Refactor code for improved readability and performance

2025-12-21 22:32:09 -08:00
parent 79e3c02f50
commit b45c2006be
2259 changed files with 380318 additions and 2 deletions
--- a/scripts/secure-validator-keys.sh
+++ b/scripts/secure-validator-keys.sh
@@ -0,0 +1,49 @@
+#!/bin/bash
+# Secure Validator Key Permissions
+# Run on Proxmox host after validator keys are deployed
+
+set -euo pipefail
+
+SCRIPT_DIR="$(cd "$(dirname "${BASH_SOURCE[0]}")" && pwd)"
+
+# Colors
+GREEN='\033[0;32m'
+BLUE='\033[0;34m'
+YELLOW='\033[1;33m'
+NC='\033[0m'
+
+log_info() { echo -e "${BLUE}[INFO]${NC} $1"; }
+log_success() { echo -e "${GREEN}[✓]${NC} $1"; }
+log_warn() { echo -e "${YELLOW}[WARNING]${NC} $1"; }
+
+if ! command -v pct >/dev/null 2>&1; then
+    echo "Error: pct command not found.
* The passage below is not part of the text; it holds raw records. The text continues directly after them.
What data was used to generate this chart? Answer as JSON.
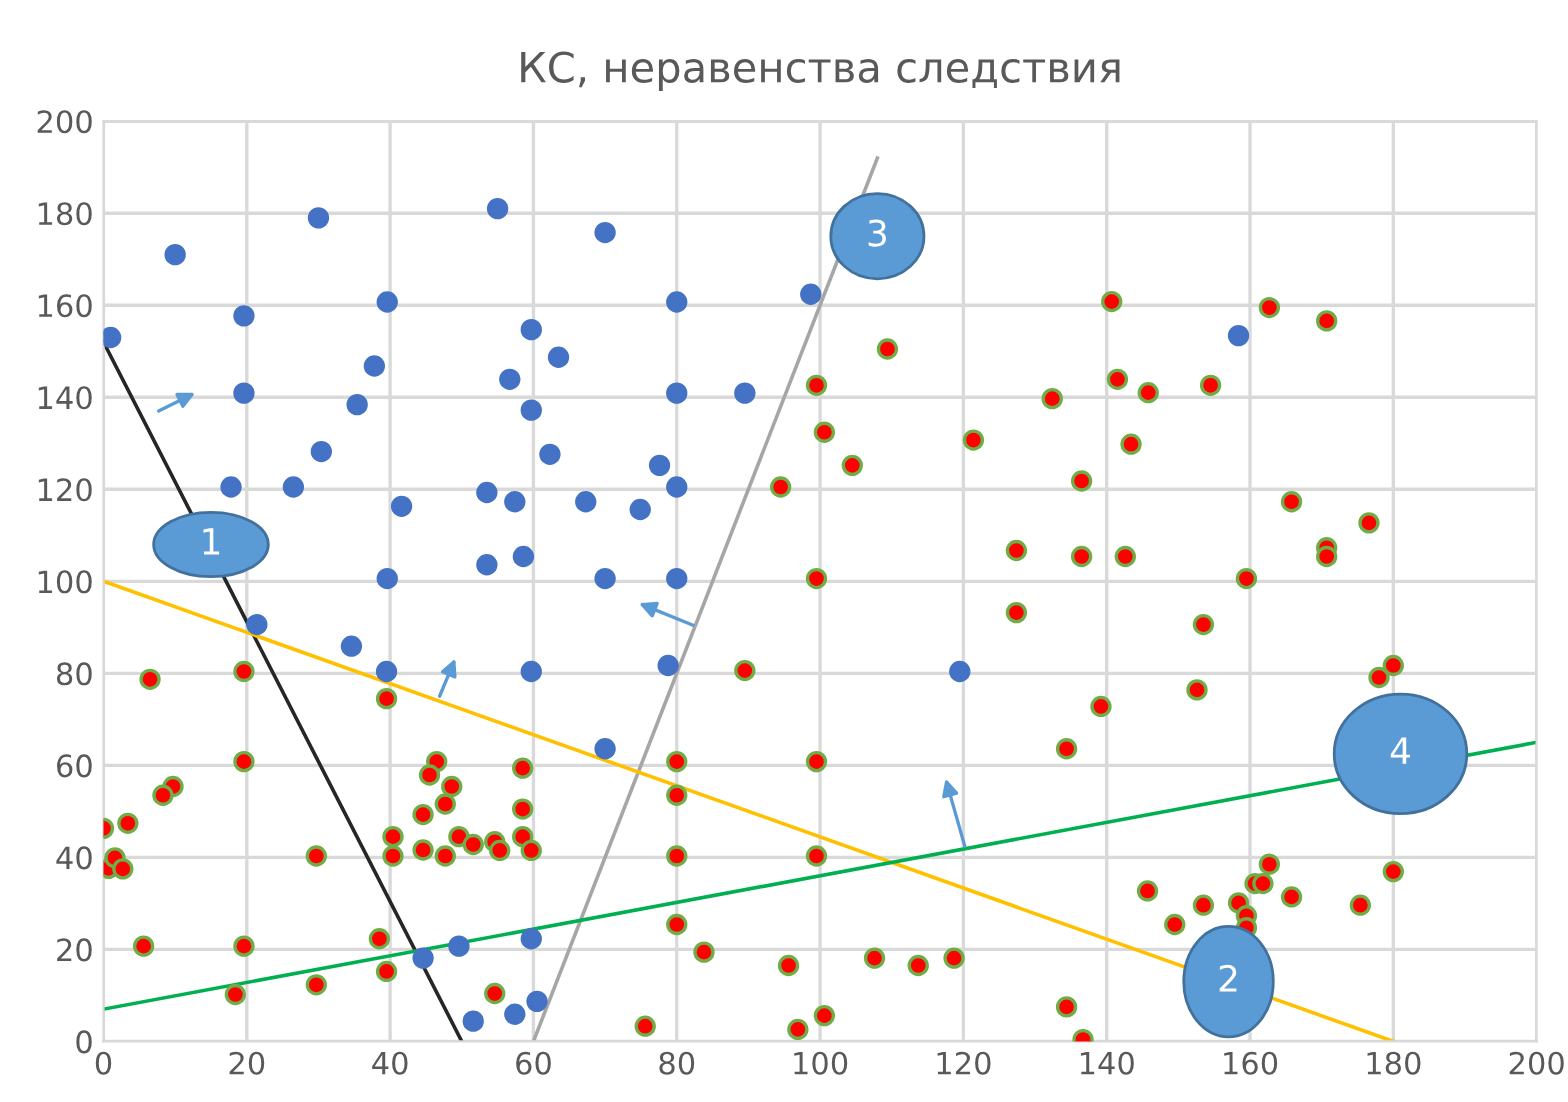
{
  "chart_data": {
    "type": "scatter",
    "title": "КС, неравенства следствия",
    "xlim": [
      0,
      200
    ],
    "ylim": [
      0,
      200
    ],
    "xticks": [
      0,
      20,
      40,
      60,
      80,
      100,
      120,
      140,
      160,
      180,
      200
    ],
    "yticks": [
      0,
      20,
      40,
      60,
      80,
      100,
      120,
      140,
      160,
      180,
      200
    ],
    "grid": true,
    "legend": false,
    "series": [
      {
        "marker": "circle",
        "color": "#4472c4",
        "x": [
          10,
          30,
          55,
          1,
          19.6,
          39.6,
          59.7,
          63.5,
          37.8,
          56.7,
          19.6,
          35.4,
          59.7,
          30.4,
          62.3,
          17.8,
          26.5,
          53.5,
          57.4,
          67.3,
          41.6,
          53.5,
          58.6,
          39.6,
          70,
          80,
          98.7,
          80,
          89.5,
          77.6,
          80,
          74.9,
          70,
          80,
          21.4,
          34.6,
          39.5,
          59.7,
          78.8,
          70,
          119.5,
          158.4,
          44.6,
          49.6,
          59.7,
          51.6,
          57.4,
          60.5
        ],
        "values": [
          171,
          179,
          181,
          153,
          157.7,
          160.7,
          154.7,
          148.7,
          146.8,
          143.9,
          140.9,
          138.4,
          137.2,
          128.2,
          127.6,
          120.5,
          120.5,
          119.3,
          117.3,
          117.3,
          116.3,
          103.6,
          105.4,
          100.6,
          175.8,
          160.7,
          162.4,
          140.9,
          140.9,
          125.2,
          120.5,
          115.6,
          100.6,
          100.6,
          90.6,
          85.9,
          80.4,
          80.4,
          81.7,
          63.6,
          80.4,
          153.4,
          18.1,
          20.7,
          22.3,
          4.4,
          5.9,
          8.7
        ]
      },
      {
        "marker": "circle",
        "color": "#ff0000",
        "x": [
          109.4,
          99.5,
          132.4,
          100.6,
          121.4,
          104.5,
          94.5,
          127.4,
          99.5,
          127.4,
          140.7,
          162.7,
          170.7,
          141.5,
          145.8,
          154.5,
          143.4,
          136.5,
          165.8,
          176.6,
          136.5,
          142.6,
          170.7,
          170.7,
          159.5,
          6.5,
          19.6,
          39.5,
          19.6,
          46.5,
          45.5,
          48.6,
          58.5,
          47.7,
          44.6,
          58.5,
          9.7,
          8.3,
          0,
          3.4,
          40.4,
          49.6,
          51.6,
          54.6,
          55.3,
          58.5,
          59.7,
          40.4,
          44.6,
          47.7,
          29.7,
          0.7,
          1.6,
          2.7,
          5.6,
          19.6,
          38.5,
          39.5,
          18.4,
          29.7,
          54.6,
          89.5,
          134.4,
          80,
          99.5,
          80,
          80,
          99.5,
          80,
          83.8,
          95.6,
          107.6,
          113.7,
          118.7,
          134.4,
          75.6,
          96.9,
          100.6,
          153.5,
          139.2,
          152.6,
          178,
          180,
          180,
          145.7,
          153.5,
          149.5,
          158.4,
          159.5,
          159.5,
          160.7,
          161.8,
          162.7,
          165.8,
          175.4,
          136.7
        ],
        "values": [
          150.5,
          142.6,
          139.7,
          132.4,
          130.7,
          125.2,
          120.5,
          106.7,
          100.6,
          93.2,
          160.8,
          159.5,
          156.6,
          143.9,
          141,
          142.6,
          129.8,
          121.8,
          117.3,
          112.7,
          105.4,
          105.4,
          107.3,
          105.4,
          100.6,
          78.7,
          80.4,
          74.5,
          60.8,
          60.8,
          57.9,
          55.4,
          59.4,
          51.6,
          49.3,
          50.5,
          55.4,
          53.5,
          46.3,
          47.4,
          44.5,
          44.5,
          42.8,
          43.4,
          41.5,
          44.5,
          41.5,
          40.3,
          41.6,
          40.3,
          40.3,
          37.6,
          39.9,
          37.5,
          20.7,
          20.7,
          22.3,
          15.2,
          10.2,
          12.3,
          10.4,
          80.6,
          63.6,
          60.8,
          60.8,
          53.5,
          40.3,
          40.3,
          25.4,
          19.4,
          16.5,
          18.1,
          16.5,
          18.1,
          7.5,
          3.3,
          2.6,
          5.6,
          90.6,
          72.8,
          76.4,
          79.1,
          81.7,
          36.9,
          32.7,
          29.6,
          25.4,
          30.1,
          27.3,
          24.7,
          34.3,
          34.3,
          38.5,
          31.4,
          29.6,
          0.4
        ]
      },
      {
        "type": "line",
        "marker": "none",
        "line_style": "solid",
        "color": "#262626",
        "x": [
          0,
          50
        ],
        "values": [
          152,
          0
        ]
      },
      {
        "type": "line",
        "marker": "none",
        "line_style": "solid",
        "color": "#a6a6a6",
        "x": [
          60,
          108
        ],
        "values": [
          0,
          192
        ]
      },
      {
        "type": "line",
        "marker": "none",
        "line_style": "solid",
        "color": "#ffc000",
        "x": [
          0,
          180
        ],
        "values": [
          100,
          0
        ]
      },
      {
        "type": "line",
        "marker": "none",
        "line_style": "solid",
        "color": "#00b050",
        "x": [
          0,
          200
        ],
        "values": [
          7,
          65
        ]
      }
    ],
    "annotations": [
      {
        "text": "1",
        "x": 15,
        "y": 108
      },
      {
        "text": "2",
        "x": 157,
        "y": 13
      },
      {
        "text": "3",
        "x": 104,
        "y": 176
      },
      {
        "text": "4",
        "x": 181,
        "y": 59.5
      }
    ]
  }
}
This script must be run on Proxmox host."
+    exit 1
+fi
+
+if [[ $EUID -ne 0 ]]; then
+    echo "Error: This script must be run as root"
+    exit 1
+fi
+
+# Secure keys in validator containers
+for vmid in 1000 1001 1002 1003 1004; do
+    if pct status "$vmid" 2>/dev/null | grep -q running; then
+        log_info "Securing keys in container $vmid..."
+        
+        # Set file permissions to 600 for key files
+        pct exec "$vmid" -- find /keys/validators -type f \( -name "*.pem" -o -name "*.priv" -o -name "key" \) -exec chmod 600 {} \; 2>/dev/null || true
+        
+        # Set directory permissions
+        pct exec "$vmid" -- find /keys/validators -type d -exec chmod 700 {} \; 2>/dev/null || true
+        
+        # Set ownership to besu:besu
+        pct exec "$vmid" -- chown -R besu:besu /keys/validators 2>/dev/null || true
+        
+        log_success "Container $vmid secured"
+    else
+        log_warn "Container $vmid is not running, skipping"
+    fi
+done
+
+log_success "Validator key security check complete!"